Ronald Sutherland-Leveson-Gower
Ronald Charles Sutherland-Leveson-Gower (2 augustus 1845 - 9 maart 1916), was een Britse aristocraat, liberaal politicus, beeldhouwer en schrijver.
Biografie
[bewerken | brontekst bewerken]Sutherland-Leveson-Gower, gewoonlijk eenvoudig 'Lord Gower' genoemd, was de jongste zoon van George Sutherland-Leveson-Gower en Harriet Howard, dochter van de 6e graaf van Carlisle. Hij volgde zijn opleiding op Eton en de Trinity College, universiteit van Cambridge.[1]
Lord Gower was, in de periode 1867-1874, voor Sutherland liberaal parlementslid in het Parlement van het Verenigd Koninkrijk. Hij werd opgevolgd door zijn neef Cromartie Leveson-Gower, markgraaf van Stafford, de oudere overlevende zoon van zijn oudste broer, de derde hertog van Sutherland. Gower was beheerder van de National Portrait Gallery. Ook beheerde hij Shakespeares geboortehuis en het Shakespeare Memorial Building in Stratford-upon-Avon.
Kunstenaar
[bewerken | brontekst bewerken]Zijn belangrijkste werken zijn beelden van Shakespeare en vier van zijn belangrijkste karakters, die staan opgesteld in Stratford-upon-Avon. Ook maakte hij een beeld van Marie Antoinette onderweg naar het schavot.
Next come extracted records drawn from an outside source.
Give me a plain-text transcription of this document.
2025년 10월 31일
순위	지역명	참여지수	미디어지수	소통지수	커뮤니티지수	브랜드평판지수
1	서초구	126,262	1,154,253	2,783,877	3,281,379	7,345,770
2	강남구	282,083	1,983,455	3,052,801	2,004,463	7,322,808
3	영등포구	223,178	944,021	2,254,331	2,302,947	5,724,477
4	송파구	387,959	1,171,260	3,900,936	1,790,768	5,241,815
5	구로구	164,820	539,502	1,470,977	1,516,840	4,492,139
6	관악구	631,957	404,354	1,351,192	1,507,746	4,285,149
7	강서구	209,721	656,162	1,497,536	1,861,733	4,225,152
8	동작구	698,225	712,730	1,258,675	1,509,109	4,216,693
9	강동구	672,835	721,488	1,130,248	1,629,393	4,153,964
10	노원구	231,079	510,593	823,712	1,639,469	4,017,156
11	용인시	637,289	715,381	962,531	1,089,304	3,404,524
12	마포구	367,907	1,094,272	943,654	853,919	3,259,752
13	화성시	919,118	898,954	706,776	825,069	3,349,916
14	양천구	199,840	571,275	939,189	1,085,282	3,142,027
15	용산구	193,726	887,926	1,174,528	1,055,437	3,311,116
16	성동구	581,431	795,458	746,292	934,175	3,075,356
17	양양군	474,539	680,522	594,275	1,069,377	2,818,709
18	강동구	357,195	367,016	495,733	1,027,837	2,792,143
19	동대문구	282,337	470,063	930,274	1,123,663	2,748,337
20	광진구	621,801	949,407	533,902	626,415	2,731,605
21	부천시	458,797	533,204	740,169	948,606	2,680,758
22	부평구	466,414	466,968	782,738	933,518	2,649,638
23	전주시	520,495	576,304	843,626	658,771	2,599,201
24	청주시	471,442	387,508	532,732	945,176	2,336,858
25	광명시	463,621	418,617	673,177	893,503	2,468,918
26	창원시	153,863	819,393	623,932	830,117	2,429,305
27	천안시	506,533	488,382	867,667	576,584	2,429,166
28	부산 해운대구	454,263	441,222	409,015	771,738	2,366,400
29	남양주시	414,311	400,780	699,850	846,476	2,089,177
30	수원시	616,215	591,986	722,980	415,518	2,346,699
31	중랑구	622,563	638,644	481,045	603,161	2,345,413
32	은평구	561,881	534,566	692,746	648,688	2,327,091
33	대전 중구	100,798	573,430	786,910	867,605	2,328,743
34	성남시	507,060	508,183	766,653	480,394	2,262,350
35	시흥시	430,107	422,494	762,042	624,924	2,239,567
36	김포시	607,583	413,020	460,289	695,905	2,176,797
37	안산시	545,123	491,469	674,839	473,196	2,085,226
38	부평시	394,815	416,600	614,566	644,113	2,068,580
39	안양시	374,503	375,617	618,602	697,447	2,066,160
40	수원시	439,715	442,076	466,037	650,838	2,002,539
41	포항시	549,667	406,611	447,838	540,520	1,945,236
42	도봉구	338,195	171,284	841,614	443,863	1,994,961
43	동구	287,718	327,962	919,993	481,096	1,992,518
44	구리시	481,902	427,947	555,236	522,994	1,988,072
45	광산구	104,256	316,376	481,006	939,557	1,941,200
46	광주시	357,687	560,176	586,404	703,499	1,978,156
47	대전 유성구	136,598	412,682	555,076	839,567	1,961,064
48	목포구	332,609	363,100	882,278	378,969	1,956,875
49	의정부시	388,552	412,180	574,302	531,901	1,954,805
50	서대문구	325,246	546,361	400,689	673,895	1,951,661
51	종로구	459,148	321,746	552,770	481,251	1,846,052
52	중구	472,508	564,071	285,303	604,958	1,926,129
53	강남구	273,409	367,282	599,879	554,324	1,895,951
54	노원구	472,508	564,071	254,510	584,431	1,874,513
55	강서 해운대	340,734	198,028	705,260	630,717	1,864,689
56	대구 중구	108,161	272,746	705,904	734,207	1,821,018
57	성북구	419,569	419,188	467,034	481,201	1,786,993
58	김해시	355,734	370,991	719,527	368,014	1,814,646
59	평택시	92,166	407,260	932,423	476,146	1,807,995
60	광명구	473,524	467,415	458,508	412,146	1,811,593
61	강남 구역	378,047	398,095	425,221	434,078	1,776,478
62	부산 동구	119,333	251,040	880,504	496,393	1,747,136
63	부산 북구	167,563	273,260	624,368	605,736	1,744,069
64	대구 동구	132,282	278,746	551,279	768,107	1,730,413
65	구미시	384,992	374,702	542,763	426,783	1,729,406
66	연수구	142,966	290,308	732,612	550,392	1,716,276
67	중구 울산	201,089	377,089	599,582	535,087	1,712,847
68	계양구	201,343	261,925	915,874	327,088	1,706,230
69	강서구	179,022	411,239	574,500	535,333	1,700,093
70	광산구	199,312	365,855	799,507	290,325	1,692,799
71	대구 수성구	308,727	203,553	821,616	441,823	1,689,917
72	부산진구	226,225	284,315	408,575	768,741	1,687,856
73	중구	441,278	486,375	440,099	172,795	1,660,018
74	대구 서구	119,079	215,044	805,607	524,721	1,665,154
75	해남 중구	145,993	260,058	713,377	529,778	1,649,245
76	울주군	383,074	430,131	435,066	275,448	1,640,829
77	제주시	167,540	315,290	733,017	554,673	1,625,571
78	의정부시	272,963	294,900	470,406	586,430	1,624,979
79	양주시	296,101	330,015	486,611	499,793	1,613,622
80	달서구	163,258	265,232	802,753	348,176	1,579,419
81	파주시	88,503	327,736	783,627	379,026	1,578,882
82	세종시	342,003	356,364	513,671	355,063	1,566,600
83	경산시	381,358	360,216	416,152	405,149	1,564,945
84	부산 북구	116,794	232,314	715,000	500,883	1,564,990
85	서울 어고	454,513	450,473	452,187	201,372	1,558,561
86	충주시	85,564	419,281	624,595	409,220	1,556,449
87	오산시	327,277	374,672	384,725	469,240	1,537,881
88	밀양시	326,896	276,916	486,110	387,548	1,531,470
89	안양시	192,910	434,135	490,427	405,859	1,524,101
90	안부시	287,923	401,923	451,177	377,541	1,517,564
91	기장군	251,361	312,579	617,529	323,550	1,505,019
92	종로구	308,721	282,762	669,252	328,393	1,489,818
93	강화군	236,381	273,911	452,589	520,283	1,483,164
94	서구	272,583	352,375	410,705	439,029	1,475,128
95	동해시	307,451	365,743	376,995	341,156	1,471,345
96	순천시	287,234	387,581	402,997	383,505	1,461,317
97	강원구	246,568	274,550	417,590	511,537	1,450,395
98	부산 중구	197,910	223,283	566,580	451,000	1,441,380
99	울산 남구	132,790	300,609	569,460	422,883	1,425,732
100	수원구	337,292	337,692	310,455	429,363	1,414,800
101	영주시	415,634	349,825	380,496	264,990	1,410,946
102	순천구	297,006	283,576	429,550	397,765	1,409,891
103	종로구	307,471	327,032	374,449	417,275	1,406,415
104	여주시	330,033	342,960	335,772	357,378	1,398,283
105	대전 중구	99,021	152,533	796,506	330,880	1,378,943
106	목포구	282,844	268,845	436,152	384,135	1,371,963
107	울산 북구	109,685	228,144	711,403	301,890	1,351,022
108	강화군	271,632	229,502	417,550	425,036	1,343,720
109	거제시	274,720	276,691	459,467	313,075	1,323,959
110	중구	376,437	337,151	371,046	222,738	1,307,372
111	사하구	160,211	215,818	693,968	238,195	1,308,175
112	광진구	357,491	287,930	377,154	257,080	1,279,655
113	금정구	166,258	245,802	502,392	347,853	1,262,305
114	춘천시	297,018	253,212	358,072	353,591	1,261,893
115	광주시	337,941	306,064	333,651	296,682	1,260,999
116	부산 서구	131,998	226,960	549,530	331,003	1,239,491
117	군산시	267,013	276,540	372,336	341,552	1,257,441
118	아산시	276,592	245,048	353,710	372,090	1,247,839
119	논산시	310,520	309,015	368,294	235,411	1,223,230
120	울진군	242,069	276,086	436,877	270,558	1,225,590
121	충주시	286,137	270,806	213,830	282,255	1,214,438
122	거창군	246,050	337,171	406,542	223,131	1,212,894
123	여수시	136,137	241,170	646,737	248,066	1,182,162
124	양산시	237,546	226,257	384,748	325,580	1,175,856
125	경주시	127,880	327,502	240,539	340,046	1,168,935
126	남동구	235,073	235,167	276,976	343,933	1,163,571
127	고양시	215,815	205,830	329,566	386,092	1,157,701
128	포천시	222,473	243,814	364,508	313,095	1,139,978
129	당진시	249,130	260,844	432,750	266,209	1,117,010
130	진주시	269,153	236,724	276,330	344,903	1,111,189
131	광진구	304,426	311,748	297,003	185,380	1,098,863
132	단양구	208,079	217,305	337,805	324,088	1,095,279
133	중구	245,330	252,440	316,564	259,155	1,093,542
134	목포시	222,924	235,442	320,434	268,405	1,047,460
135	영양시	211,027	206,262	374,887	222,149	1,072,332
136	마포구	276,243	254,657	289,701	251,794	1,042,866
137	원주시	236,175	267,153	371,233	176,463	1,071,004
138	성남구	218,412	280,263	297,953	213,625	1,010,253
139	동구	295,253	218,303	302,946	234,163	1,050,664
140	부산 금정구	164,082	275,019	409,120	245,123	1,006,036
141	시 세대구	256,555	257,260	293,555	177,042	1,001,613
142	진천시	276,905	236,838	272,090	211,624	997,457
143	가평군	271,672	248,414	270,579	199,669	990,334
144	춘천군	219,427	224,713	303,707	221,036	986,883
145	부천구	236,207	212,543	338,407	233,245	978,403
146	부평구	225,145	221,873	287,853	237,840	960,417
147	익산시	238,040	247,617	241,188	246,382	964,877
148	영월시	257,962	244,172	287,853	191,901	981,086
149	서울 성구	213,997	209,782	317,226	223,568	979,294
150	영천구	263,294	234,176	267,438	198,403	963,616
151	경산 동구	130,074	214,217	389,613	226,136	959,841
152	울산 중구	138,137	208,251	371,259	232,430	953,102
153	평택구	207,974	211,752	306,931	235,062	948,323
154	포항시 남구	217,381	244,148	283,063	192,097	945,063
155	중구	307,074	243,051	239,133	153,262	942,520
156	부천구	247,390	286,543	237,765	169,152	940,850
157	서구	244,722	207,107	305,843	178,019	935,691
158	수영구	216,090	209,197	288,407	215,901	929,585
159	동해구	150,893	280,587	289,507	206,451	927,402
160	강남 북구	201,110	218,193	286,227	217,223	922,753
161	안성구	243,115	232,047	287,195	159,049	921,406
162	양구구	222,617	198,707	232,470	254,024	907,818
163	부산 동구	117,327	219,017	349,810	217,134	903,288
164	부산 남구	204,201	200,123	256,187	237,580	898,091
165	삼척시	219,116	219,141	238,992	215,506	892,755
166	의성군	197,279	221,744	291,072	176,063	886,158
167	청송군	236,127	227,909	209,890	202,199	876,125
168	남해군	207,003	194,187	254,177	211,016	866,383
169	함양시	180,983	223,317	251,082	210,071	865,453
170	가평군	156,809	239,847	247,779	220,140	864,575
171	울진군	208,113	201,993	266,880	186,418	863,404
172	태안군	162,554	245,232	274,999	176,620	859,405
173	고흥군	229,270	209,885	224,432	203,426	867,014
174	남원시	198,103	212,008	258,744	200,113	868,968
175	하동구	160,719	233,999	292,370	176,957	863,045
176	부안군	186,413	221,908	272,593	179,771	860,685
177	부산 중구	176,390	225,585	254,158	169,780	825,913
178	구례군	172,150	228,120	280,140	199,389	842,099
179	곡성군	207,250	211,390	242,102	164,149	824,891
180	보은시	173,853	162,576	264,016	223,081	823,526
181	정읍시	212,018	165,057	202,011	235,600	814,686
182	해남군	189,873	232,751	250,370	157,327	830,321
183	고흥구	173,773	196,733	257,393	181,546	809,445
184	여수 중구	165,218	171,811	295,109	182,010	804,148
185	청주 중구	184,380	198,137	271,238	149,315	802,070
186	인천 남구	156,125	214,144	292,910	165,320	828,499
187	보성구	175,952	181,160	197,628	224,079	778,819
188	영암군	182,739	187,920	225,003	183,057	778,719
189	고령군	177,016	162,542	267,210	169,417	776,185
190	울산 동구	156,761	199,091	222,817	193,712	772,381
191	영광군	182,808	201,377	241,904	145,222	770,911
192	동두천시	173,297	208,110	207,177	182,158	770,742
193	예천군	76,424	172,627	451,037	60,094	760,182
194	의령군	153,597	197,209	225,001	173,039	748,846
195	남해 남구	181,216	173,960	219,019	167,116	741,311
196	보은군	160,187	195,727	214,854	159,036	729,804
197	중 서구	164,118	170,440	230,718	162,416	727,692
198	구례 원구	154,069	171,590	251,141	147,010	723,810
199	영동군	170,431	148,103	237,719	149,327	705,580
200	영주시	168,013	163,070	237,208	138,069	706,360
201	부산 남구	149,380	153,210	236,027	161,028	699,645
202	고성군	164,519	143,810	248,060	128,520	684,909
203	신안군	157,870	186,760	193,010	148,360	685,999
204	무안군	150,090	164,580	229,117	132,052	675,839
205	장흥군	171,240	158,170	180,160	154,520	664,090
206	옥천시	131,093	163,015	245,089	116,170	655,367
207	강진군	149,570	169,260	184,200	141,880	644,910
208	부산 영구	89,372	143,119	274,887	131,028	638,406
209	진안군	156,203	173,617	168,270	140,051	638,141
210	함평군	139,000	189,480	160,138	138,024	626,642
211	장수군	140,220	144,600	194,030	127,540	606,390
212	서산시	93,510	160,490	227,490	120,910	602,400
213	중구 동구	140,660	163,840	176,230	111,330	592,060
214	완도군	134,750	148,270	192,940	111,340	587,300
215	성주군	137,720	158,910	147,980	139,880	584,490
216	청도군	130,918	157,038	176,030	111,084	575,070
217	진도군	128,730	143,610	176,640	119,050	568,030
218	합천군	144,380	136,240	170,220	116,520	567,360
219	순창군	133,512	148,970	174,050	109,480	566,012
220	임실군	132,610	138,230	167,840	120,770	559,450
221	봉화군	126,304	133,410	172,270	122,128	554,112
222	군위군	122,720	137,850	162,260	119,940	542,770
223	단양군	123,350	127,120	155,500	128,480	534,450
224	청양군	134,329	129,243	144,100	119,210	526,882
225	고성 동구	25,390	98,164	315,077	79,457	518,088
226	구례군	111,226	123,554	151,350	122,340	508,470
Daarnaast schreef hij biografieën van Marie-Antoinette en Jeanne d'Arc, en een historisch stuk over de Tower of London.[2]
Persoonlijk
[bewerken | brontekst bewerken]Gower is nooit getrouwd geweest. Wel was hij bekend binnen de homoseksuele gemeenschap van die tijd. Oscar Wildes verhaal The Portrait of Mr W.H. wordt geïnterpreteerd als een commentaar op de sociale omgeving van Lord Gower. Hij wordt verondersteld model te hebben gestaan voor Lord Henry Wotton in The Picture of Dorian Gray[3]. In 1879 spande Gower een proces aan tegen het blad Man of the World, nadat daarin verwijzingen naar zijn homoseksuele relaties waren gepubliceerd. Later dat jaar stuurde de Prins van Wales Gower een brief waarin hij hem ervan beschuldigde 'lid te zijn van een organisatie voor onnatuurlijke praktijken'. Ook hierop reageerde Gower fel.[3]
Lord Gowers bekendste liefde was de journalist Frank Hird. Deze relatie hield de rest van zijn leven stand. Gower adopteerde Hird als zijn zoon, hetgeen Wilde de uitspraak ontlokte: Gower may be seen, but not Hird.[4]
- ↑ (en) Centrum voor Whistler studies, Biografie
- ↑ New York Times Obituary, 1916
- ↑ a b David Getsy, Sculpture and the Pursuit of a Modern Ideal in Britain, C. 1880-1930, Asgate, London, 2004, p.64.